Inspector’s narrative
What the inspector wrote
42 CFR §483.12 (c)(1)(4) Freedom from Abuse, Neglect, and Exploitation.
In response to allegations of abuse, neglect, exploitation, or mistreatment, the facility must:
(1) Ensure that all alleged violations involving abuse, neglect, exploitation or mistreatment, including injuries of unknown source and misappropriation of resident property, are reported immediately, but not later than 2 hours after the allegation is made, if the events that cause the allegation involve abuse or result in serious bodily injury, or not later than 24 hours if the events that cause the allegation do not involve abuse and do not result in serious bodily injury, to the administrator of the facility and to other officials (including to the State Survey Agency and adult protective services where state law provides for jurisdiction in long-term care facilities) in accordance with State law through established procedures.
22CCR §72523 Patient Care Policies and Procedures
(a) Written patient care policies and procedures shall be established and implemented to ensure that patient related goals and facility objectives are achieved.
22 CCR § 72527. Patient’s Rights
(a) Patients have the rights enumerated in this section and the facility shall ensure that these rights are not violated. The facility shall establish and implement written policies and procedures which include these rights and shall make a copy of these policies available to the patient and to any representative of the patient. The policies shall be accessible to the public upon request. Patients shall have the right:
(10) To be free from mental and physical abuse.
HSC § 1418.91
(a) A long-term health care facility shall report all incidents of alleged abuse or suspected abuse of a resident of the facility to the department immediately, or within 24 hours.
(b) A failure to comply with the requirements of this section shall be a class “B” violation.
The California Department of Public Health (CDPH) received a complaint on 6/20/2024 regarding a resident who was hit in the eye by his roommate.
On 6/21/2024, at 11:30 a.m., the CDPH conducted an unannounced investigation at the facility.
The facility failed to:
1). Implement its abuse policy and procedure (P&P) titled "Abuse, Neglect, Exploitation or Misappropriation-Reporting and Investigating" which indicated the facility will report allegations of abuse within two hours, to the CDPH.
As a result, there was a delay in the investigation by the CDPH.
a. Resident 1 was a 64-year-old- male, admitted to the facility on 6/4/2024, with diagnoses that included cerebral infarction (a disrupted blood flow to the brain due to problems with the blood vessels that supply it), atrial fibrillation (abnormal heartbeat), and celiac disease (a chronic digestive and immune disorder that damages the small intestine).
A review of Resident 1's History and Physical (H&P), dated 6/6/2024, indicated Resident 1 had fluctuated capacity to understand and make decisions.
A review of Resident 1's Minimum Data Set ([MDS] a comprehensive assessment and care- screening tool), dated 6/17/2024, indicated Resident 1, required partial to moderate assistance with personal hygiene, showering, and dressing.
During an interview on 7/3/24 at 1:15 pm, with Resident 1, Resident 1 stated, a week ago (date unknown), he got into a fight over the TV being too loud with Resident 2. Resident 1 stated, Resident 2 blocked the door with his wheelchair and grabbed his private parts.
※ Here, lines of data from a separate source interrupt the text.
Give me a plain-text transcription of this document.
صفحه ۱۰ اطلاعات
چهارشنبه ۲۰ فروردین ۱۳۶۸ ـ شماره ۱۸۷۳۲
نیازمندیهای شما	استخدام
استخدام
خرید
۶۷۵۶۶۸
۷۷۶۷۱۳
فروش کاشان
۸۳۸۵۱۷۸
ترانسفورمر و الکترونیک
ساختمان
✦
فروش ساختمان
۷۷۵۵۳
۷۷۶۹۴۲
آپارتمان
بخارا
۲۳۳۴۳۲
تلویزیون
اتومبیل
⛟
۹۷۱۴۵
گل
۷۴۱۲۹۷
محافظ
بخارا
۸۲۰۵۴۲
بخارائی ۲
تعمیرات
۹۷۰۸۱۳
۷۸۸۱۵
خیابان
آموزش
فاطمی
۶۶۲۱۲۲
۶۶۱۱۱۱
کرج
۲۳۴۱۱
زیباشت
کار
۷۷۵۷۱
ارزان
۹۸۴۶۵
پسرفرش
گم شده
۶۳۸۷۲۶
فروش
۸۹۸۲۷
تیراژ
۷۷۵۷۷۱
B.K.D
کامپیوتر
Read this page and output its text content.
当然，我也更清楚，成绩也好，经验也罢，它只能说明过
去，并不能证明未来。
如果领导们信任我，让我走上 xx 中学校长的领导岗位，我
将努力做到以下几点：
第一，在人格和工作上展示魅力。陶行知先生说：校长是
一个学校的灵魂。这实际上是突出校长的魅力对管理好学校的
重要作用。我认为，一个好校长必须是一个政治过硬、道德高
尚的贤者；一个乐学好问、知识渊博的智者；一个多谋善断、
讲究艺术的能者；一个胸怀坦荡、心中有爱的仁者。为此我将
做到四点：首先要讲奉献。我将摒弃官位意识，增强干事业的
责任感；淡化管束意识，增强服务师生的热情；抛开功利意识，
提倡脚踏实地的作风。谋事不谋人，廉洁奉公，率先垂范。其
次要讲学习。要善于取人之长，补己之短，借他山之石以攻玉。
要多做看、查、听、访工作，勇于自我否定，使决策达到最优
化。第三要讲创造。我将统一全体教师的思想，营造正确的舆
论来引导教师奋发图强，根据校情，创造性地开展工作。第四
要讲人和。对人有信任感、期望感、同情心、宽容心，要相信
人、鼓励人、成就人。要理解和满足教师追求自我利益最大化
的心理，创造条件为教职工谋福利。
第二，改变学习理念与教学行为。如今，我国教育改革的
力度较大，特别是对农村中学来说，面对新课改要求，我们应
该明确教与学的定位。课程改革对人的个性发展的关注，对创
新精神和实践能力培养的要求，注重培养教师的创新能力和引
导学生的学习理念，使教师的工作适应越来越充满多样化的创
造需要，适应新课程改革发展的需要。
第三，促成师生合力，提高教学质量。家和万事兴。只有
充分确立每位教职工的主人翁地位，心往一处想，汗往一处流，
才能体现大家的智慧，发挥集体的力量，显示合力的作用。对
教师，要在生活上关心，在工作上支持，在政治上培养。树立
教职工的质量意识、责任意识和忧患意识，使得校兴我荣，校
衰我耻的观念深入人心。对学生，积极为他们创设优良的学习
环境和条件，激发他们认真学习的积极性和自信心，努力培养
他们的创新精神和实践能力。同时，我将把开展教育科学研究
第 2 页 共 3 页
b. Resident 2 was a 65-year-old male, admitted to the facility on 10/30/2023 and readmitted on 4/22/2024. Resident 2’s diagnoses included cardiomegaly (when the heart has a hard time pumping the blood), dementia (difficulties with reasoning, judgment, and memory), and schizoaffective disorder (loss of contact with reality and mood problem).
A review of Resident 2's H&P, dated 4/24/2024, indicated Resident 2 did not have the capacity to understand and make decisions.
A review of Resident 2's MDS dated 5/6/2024, indicated Resident 2's cognition was impaired (ability to learn, reason, remember, understand, and make decisions).
During an interview on 6/25/2024 at 5:19 p.m. with Director of Nursing (DON), the DON stated, “I am not aware of an altercation on 6/16/2024 between the residents.” The DON stated the incident was not reported to administrator and the facility policy was not followed by staff.
A review of the facility's P&P titled, "Abuse-Reporting & Investigations," dated 3/2018, indicated, the facility will report all allegations of abuse and to the appropriate agencies promptly. The P&P indicated abuse incidents will be reported to the Administrator (the Abuse Prevention Coordinator) and the Administrator or designated representative will notify law enforcement immediately or within two hours of the initial report.
The facility failed to:
1). Implement its abuse P&P titled "Abuse, Neglect, Exploitation or Misappropriation-Reporting and Investigating" which indicated to report to the CDPH allegation of abuse within two hours.
As a result, there was a delay in the investigation by the CDPH.
This presented a direct or immediate relationship to the health, safety, or security of Residents 1 and 2.